In his preface to the "violence" Slavoj Zizek criticizes sense of "humanitarian urgency," 
which is so often used as a showcase that would justify war. In the end, if we are 
fighting a war for freedom of human rights, democracy and all those great things, how can 
you be against the war? How can you be against democracy, against freedom? Even Bush and 
Blair supported "democracy" in the end.

Nina Power in ?One-Dimensional Woman?, draws attention to the growing co-optation of 
feminism in favor of military intervention, particularly in relation to the recent 
conflicts in the Middle East. On the disgusting treatment of Taliban women was cited 
numerous times as a good reason why we should go to war with Afghanistan, and have to go 
NOW. How can you be against the war with Afghanistan, if the world is to support 
Afghanistan's brutal regime, squirted acid in the face of potential schoolgirls? Power 
rightly notes that the war has become an even greater obstacle to the existence of Afghan 
feminists now labeled as agents of the occupants, not to mention the absurdity of the 
right, suddenly clinging to the rights of women as for his battle cry and cause the 
judges, at the same time occupying women at home by removing the necessary measures to 
protect them from domestic violence, ensuring health and access to abortion.

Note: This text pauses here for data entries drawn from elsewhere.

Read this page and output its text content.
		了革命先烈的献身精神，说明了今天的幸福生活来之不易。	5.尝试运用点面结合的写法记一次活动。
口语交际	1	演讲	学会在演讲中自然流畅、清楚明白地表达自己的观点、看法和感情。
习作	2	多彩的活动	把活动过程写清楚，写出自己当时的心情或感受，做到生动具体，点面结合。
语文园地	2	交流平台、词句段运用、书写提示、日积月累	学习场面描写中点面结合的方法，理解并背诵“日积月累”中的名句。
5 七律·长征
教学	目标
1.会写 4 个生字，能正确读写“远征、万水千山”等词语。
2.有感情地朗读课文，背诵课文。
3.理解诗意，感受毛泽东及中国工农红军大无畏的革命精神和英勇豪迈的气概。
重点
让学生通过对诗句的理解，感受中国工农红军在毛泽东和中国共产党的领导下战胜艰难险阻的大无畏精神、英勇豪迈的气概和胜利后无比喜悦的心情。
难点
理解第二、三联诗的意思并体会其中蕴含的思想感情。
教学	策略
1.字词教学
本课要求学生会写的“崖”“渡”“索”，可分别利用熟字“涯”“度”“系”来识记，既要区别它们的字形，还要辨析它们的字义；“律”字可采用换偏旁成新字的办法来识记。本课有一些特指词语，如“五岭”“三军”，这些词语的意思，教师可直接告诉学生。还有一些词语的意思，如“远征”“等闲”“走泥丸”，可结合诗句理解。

There are many other convincing arguments against the Victory Day and what it represents - 
a seemingly apolitical use of kitsch nationalism to weaken any critical reflection or 
dissent; the absurdity of the "Memory of War" at the time, as we continue to numerous 
military campaigns and take over the world; the hypocrisy of a government that can afford 
to send troops to war, but leaves their social security when they return to the care of 
the charity.

All things considered, I'm still not going to buy a poppy this year.